There was not a trace of vegetation, and one could see that the surface had been literally ground to powder by high explosives. Shells were still bursting over it, but they appeared to raise dust rather than soil, so friable had it become.
In the long, straggling and partially destroyed village of Grafenberg through which we now wandered, there were some Italian soldiers, but so few that one might have wondered why they had been left there at all. A tell-tale odour on all sides conveyed in all probability one of the reasons.
The dead were lying about everywhere and in all sorts of odd places, in the gutters alongside the road, just inside garden gates, anywhere they had happened to fall. There was a ghastly object seated in quite a life-like position in a doorway, with a supply of hand-grenades by its side. Grafenberg was distinctly not a place to linger in.
Meanwhile we were walking parallel with the Isonzo, which was only a hundred yards or so away; and the Austrians, though in full rout, were keeping up a terrific flanking fire with their heavy artillery, placed on Monte Santo and Monte San Gabriele with the idea undoubtedly of destroying the bridges. Two were already wrecked beyond immediate repair, one of the arches of the magnificent railway viaduct had been blown up, and the long wooden structure just above Grafenberg had been rendered useless for the moment.
There were two others still intact: an iron bridge the artillery and cavalry were crossing by and a small foot-bridge we were making for. To demolish these, and so further delay the Italian advance, was now the object of the Austrians. To effect this they were sending over projectiles of the biggest calibre. The terrifying noise of the explosion of these enormous shells would have sufficed to demoralise most troops.

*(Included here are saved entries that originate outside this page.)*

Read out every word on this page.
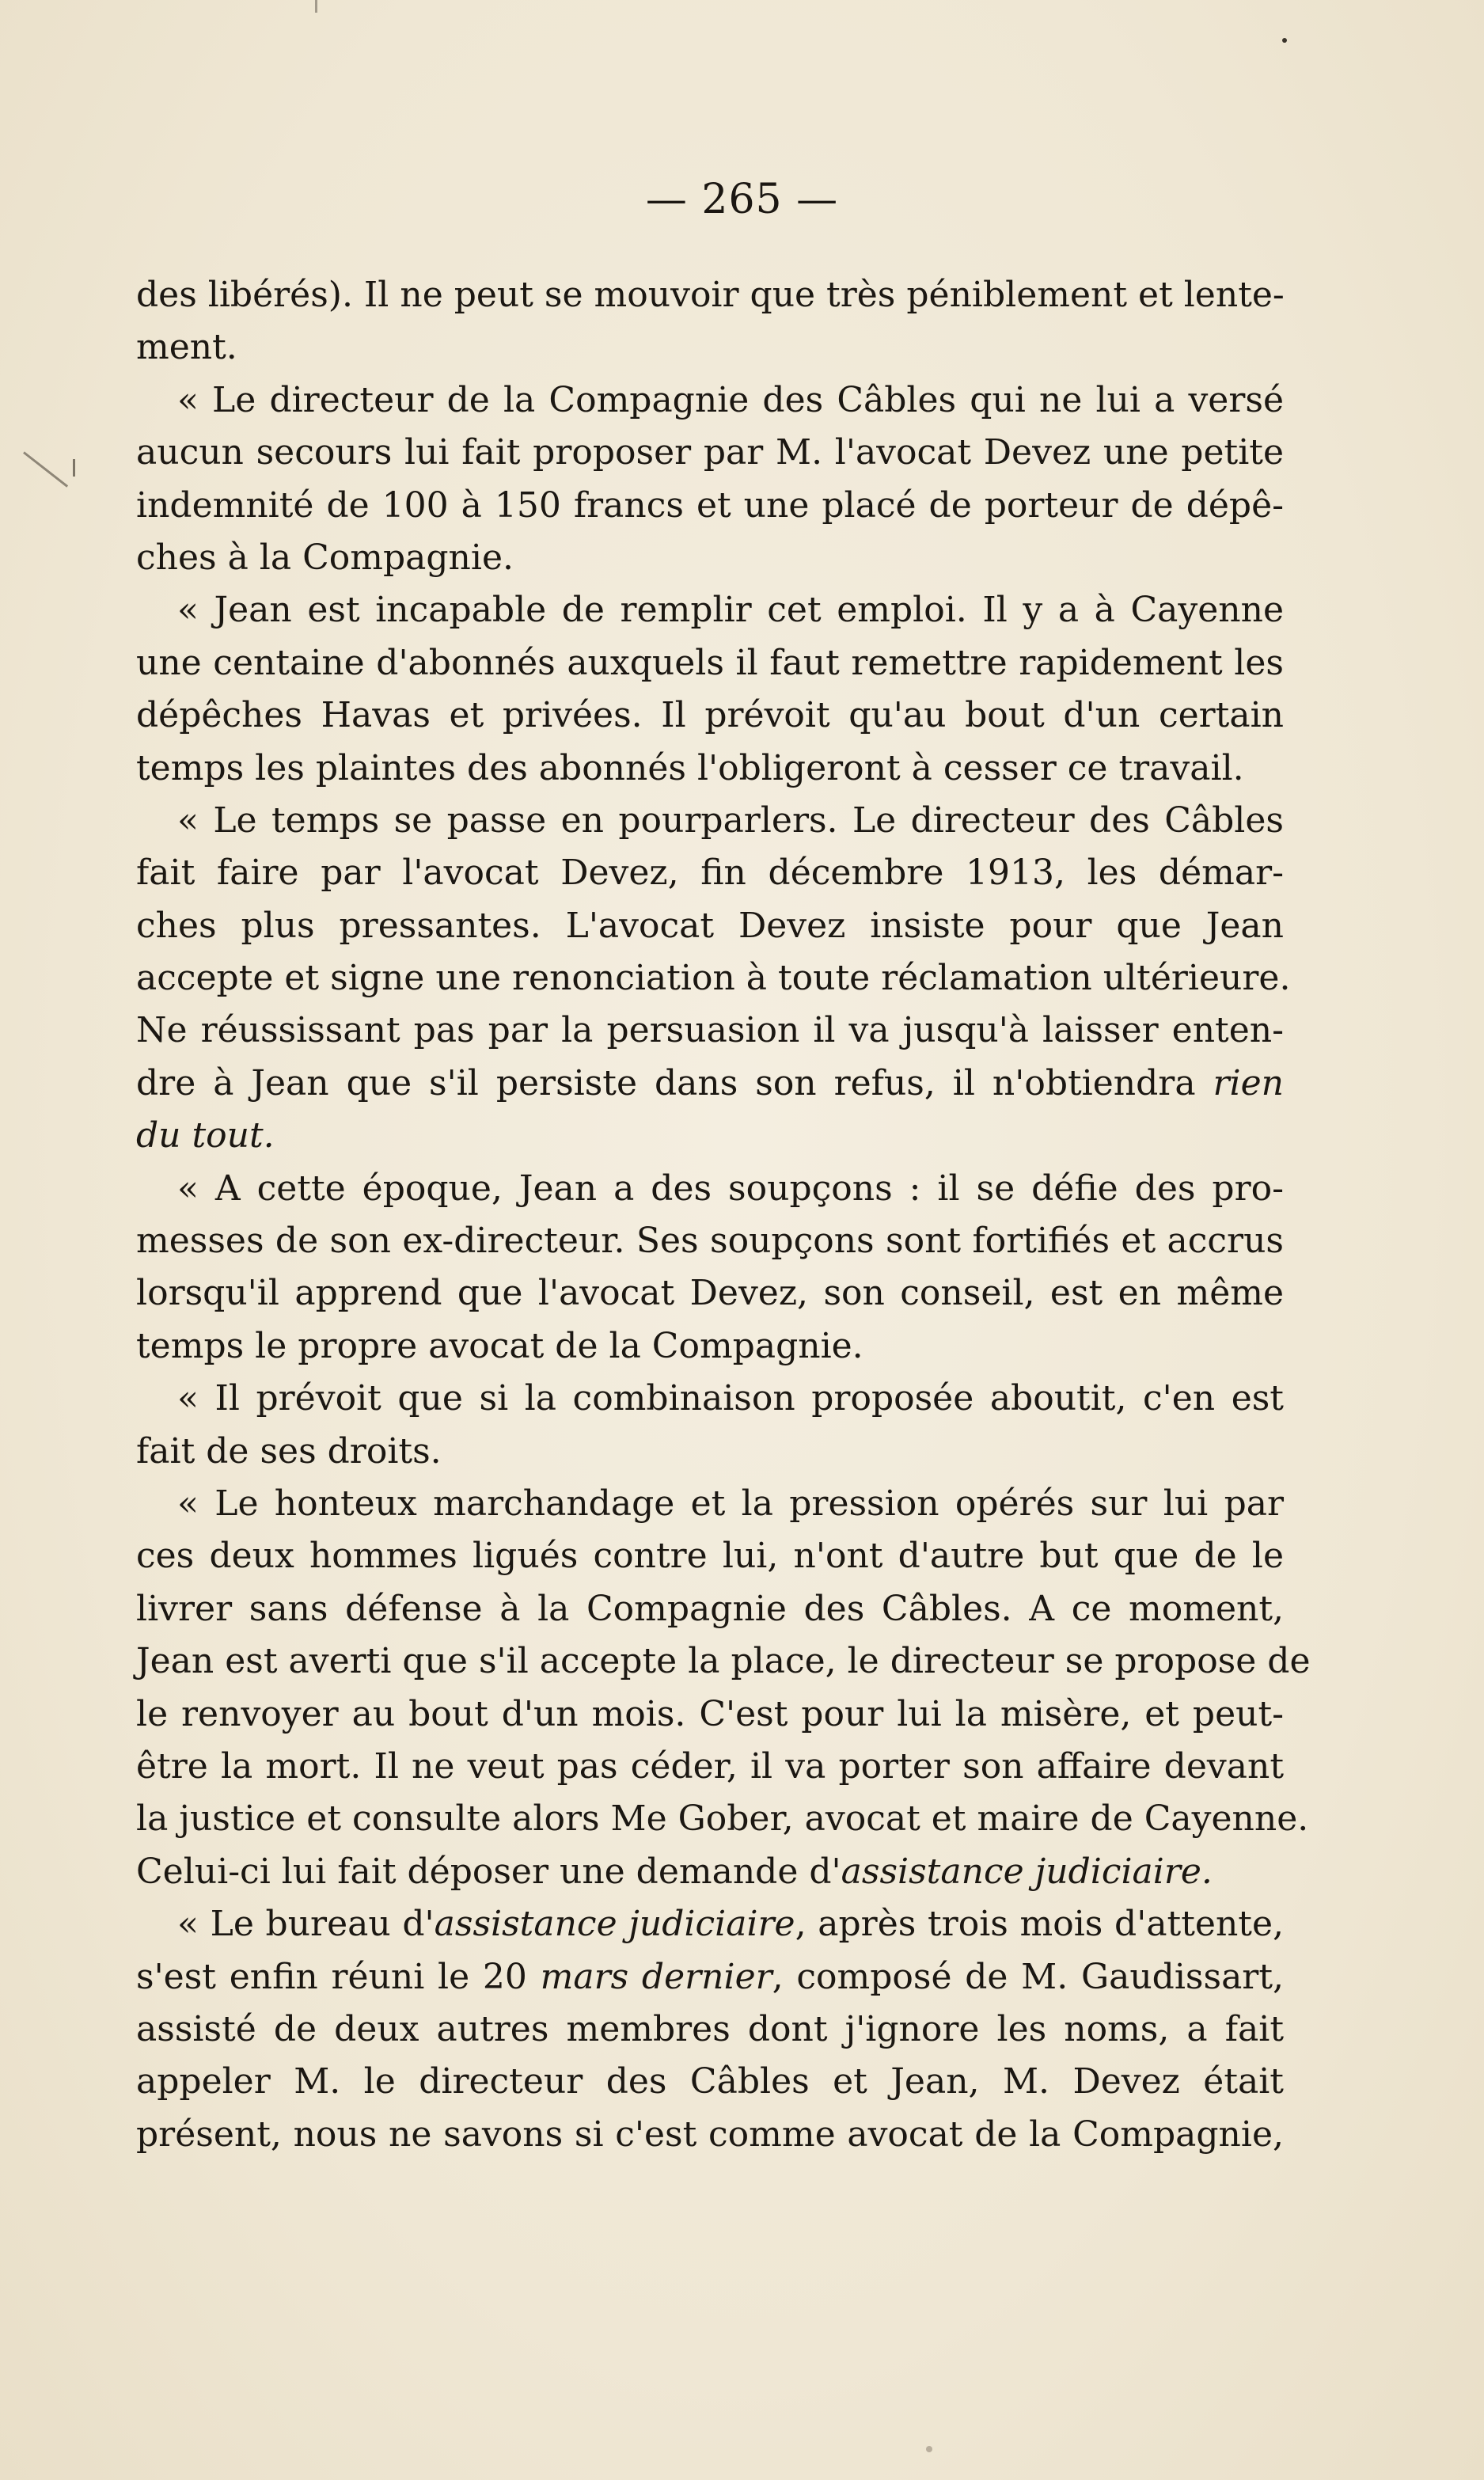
— 265 —
des libérés). Il ne peut se mouvoir que très péniblement et lente-
ment.
« Le directeur de la Compagnie des Câbles qui ne lui a versé
aucun secours lui fait proposer par M. l'avocat Devez une petite
indemnité de 100 à 150 francs et une placé de porteur de dépê-
ches à la Compagnie.
« Jean est incapable de remplir cet emploi. Il y a à Cayenne
une centaine d'abonnés auxquels il faut remettre rapidement les
dépêches Havas et privées. Il prévoit qu'au bout d'un certain
temps les plaintes des abonnés l'obligeront à cesser ce travail.
« Le temps se passe en pourparlers. Le directeur des Câbles
fait faire par l'avocat Devez, fin décembre 1913, les démar-
ches plus pressantes. L'avocat Devez insiste pour que Jean
accepte et signe une renonciation à toute réclamation ultérieure.
Ne réussissant pas par la persuasion il va jusqu'à laisser enten-
dre à Jean que s'il persiste dans son refus, il n'obtiendra rien
du tout.
« A cette époque, Jean a des soupçons : il se défie des pro-
messes de son ex-directeur. Ses soupçons sont fortifiés et accrus
lorsqu'il apprend que l'avocat Devez, son conseil, est en même
temps le propre avocat de la Compagnie.
« Il prévoit que si la combinaison proposée aboutit, c'en est
fait de ses droits.
« Le honteux marchandage et la pression opérés sur lui par
ces deux hommes ligués contre lui, n'ont d'autre but que de le
livrer sans défense à la Compagnie des Câbles. A ce moment,
Jean est averti que s'il accepte la place, le directeur se propose de
le renvoyer au bout d'un mois. C'est pour lui la misère, et peut-
être la mort. Il ne veut pas céder, il va porter son affaire devant
la justice et consulte alors Me Gober, avocat et maire de Cayenne.
Celui-ci lui fait déposer une demande d'assistance judiciaire.
« Le bureau d'assistance judiciaire, après trois mois d'attente,
s'est enfin réuni le 20 mars dernier, composé de M. Gaudissart,
assisté de deux autres membres dont j'ignore les noms, a fait
appeler M. le directeur des Câbles et Jean, M. Devez était
présent, nous ne savons si c'est comme avocat de la Compagnie,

At last we came to a pathway leading to the small bridge we hoped to cross by. It was a pretty and well-wooded spot, and the trees had not been much damaged so far. A regiment of infantry was waiting its turn to make a dash forward. We learned that the bridge had been much damaged in the early morning, but had been repaired under fire and in record time by the engineers.

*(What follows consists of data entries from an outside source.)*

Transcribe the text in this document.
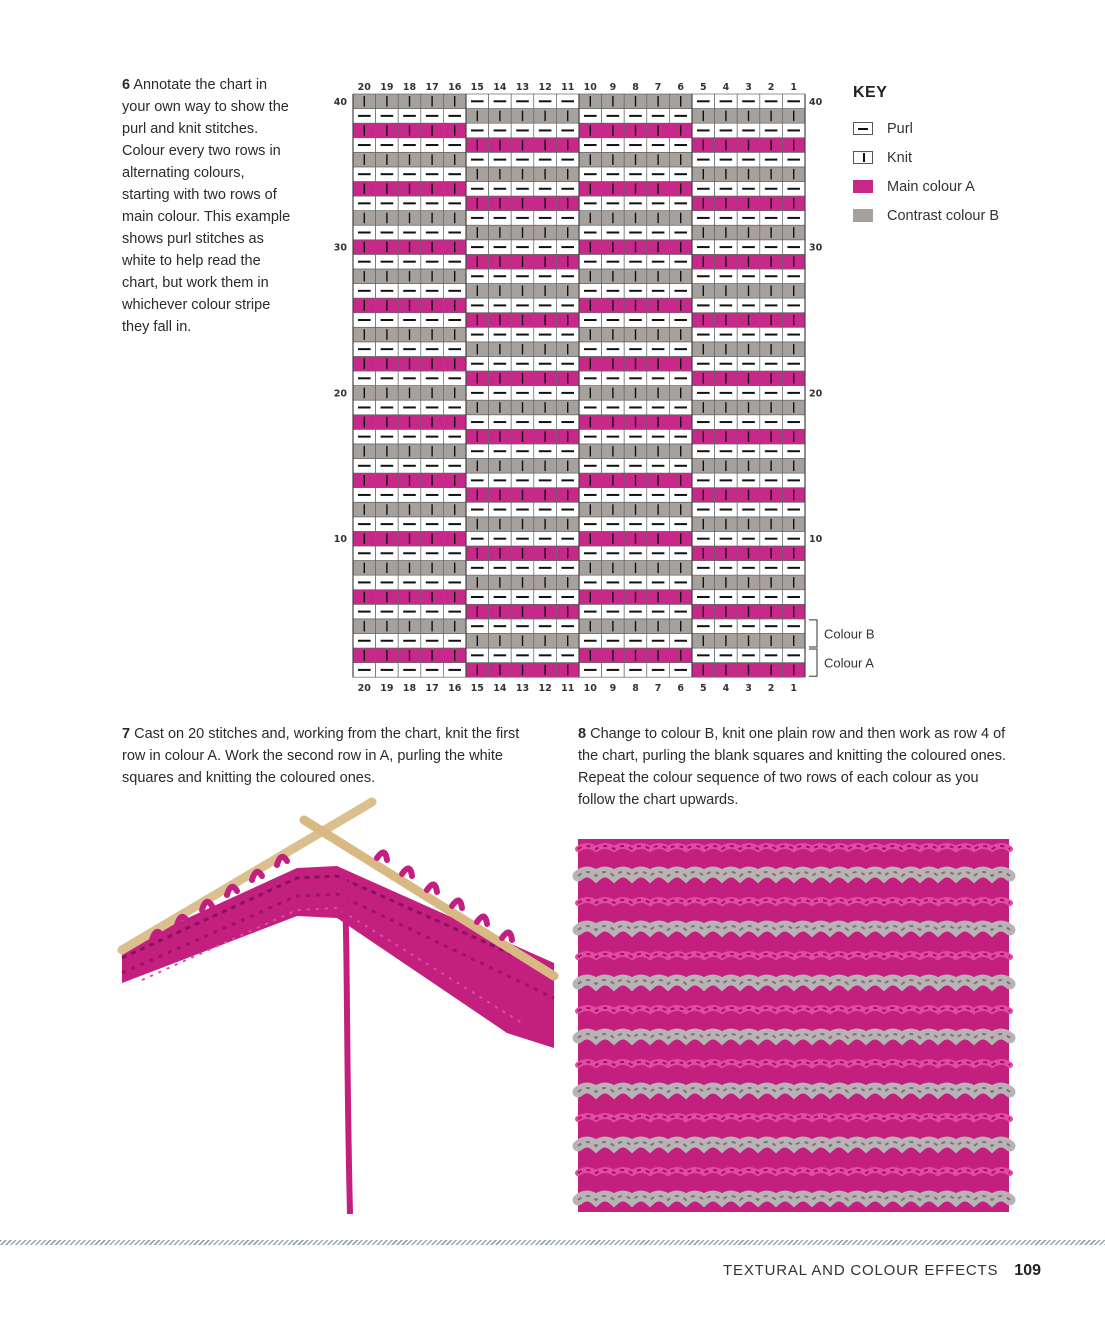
6 Annotate the chart in your own way to show the purl and knit stitches. Colour every two rows in alternating colours, starting with two rows of main colour. This example shows purl stitches as white to help read the chart, but work them in whichever colour stripe they fall in.
20 19 18 17 16 15 14 13 12 11 10 9 8 7 6 5 4 3 2 1
40	40
30	30
20	20
10	10
20 19 18 17 16 15 14 13 12 11 10 9 8 7 6 5 4 3 2 1
Colour B
Colour A
KEY
Purl
Knit
Main colour A
Contrast colour B
7 Cast on 20 stitches and, working from the chart, knit the first row in colour A. Work the second row in A, purling the white squares and knitting the coloured ones.
8 Change to colour B, knit one plain row and then work as row 4 of the chart, purling the blank squares and knitting the coloured ones. Repeat the colour sequence of two rows of each colour as you follow the chart upwards.
TEXTURAL AND COLOUR EFFECTS 109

A friend of mine, Lieutenant Ugo Oyetti (the well-known art critic in civil life), did some plucky work on this occasion, for which he received a well-deserved military medal a few days later.

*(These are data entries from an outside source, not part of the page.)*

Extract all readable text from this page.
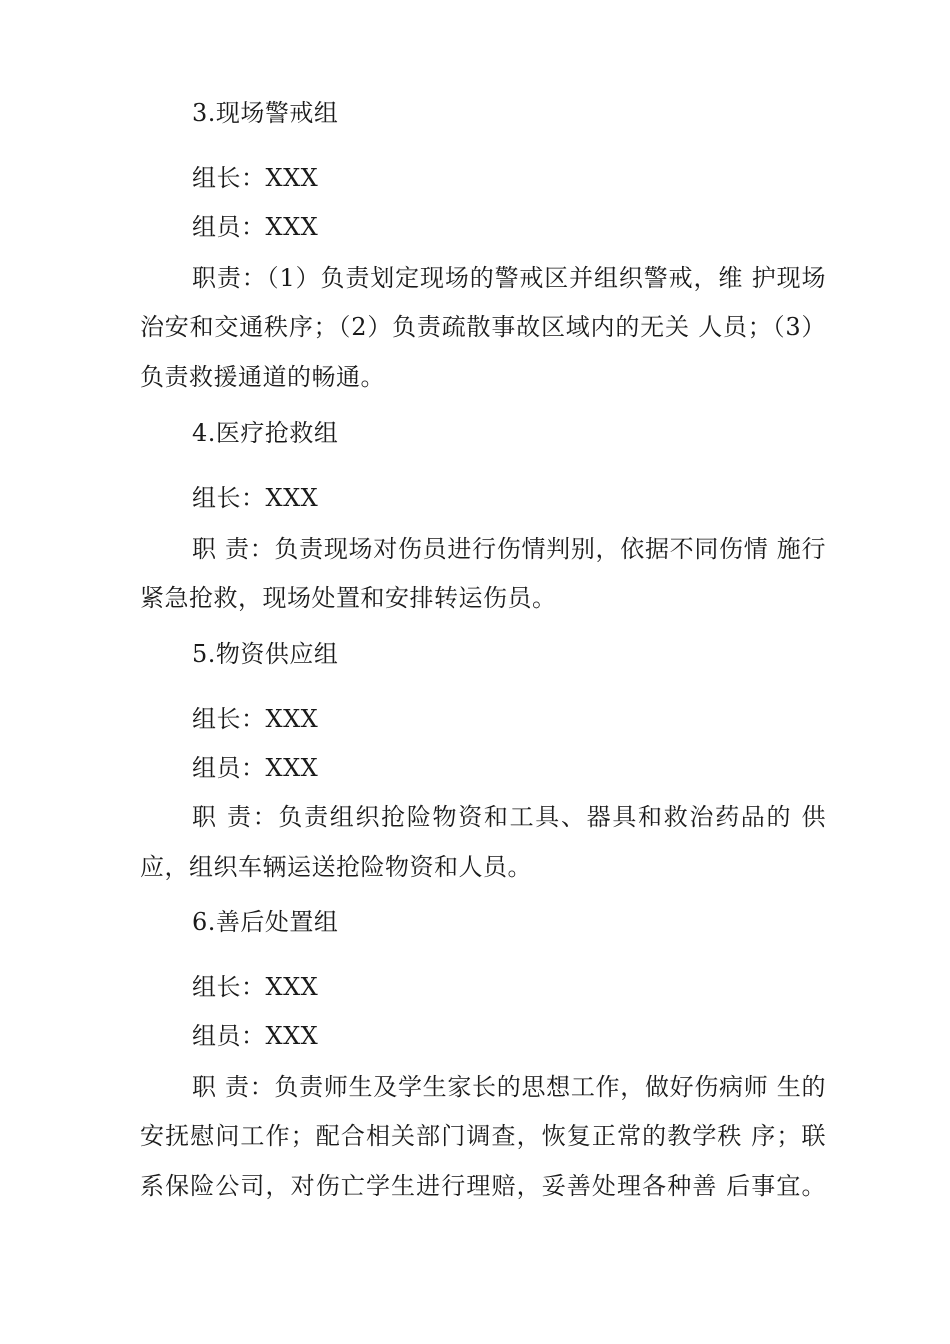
3.现场警戒组
组长：XXX
组员：XXX
职责：（1）负责划定现场的警戒区并组织警戒，维 护现场
治安和交通秩序；（2）负责疏散事故区域内的无关 人员；（3）
负责救援通道的畅通。
4.医疗抢救组
组长：XXX
职 责：负责现场对伤员进行伤情判别，依据不同伤情 施行
紧急抢救，现场处置和安排转运伤员。
5.物资供应组
组长：XXX
组员：XXX
职 责：负责组织抢险物资和工具、器具和救治药品的 供
应，组织车辆运送抢险物资和人员。
6.善后处置组
组长：XXX
组员：XXX
职 责：负责师生及学生家长的思想工作，做好伤病师 生的
安抚慰问工作；配合相关部门调查，恢复正常的教学秩 序；联
系保险公司，对伤亡学生进行理赔，妥善处理各种善 后事宜。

Whilst the repairs were being carried out, two infantry regiments, the 11th and 12th, forded and swam across the river; a remarkable feat, as it is here as wide as the Thames at Richmond, though it is broken up with gravel islets in many places. It is frequently ten feet deep, and the current is very strong and treacherous.
We pushed our way through the soldiers who filled the roadway, and got to the bridge, which was a sort of temporary wooden structure built on trestles known in German military parlance, I am told, as a “behielfs brücken,” and evidently constructed to connect the city with Podgora.
A continuous rain of shells was coming over and bursting along the bank or in the river, and we looked like being in for a hot time. At the commencement of the bridge two carabinieri stood on guard as placidly as if everything were quiet and peaceful. There was no objection to our crossing, but we were told we must go singly and run the whole way. The screech of the projectiles passing overhead, and the terrific report of explosions close by, made it a decidedly exciting “spurt,” and I, for one, was not sorry when I got across.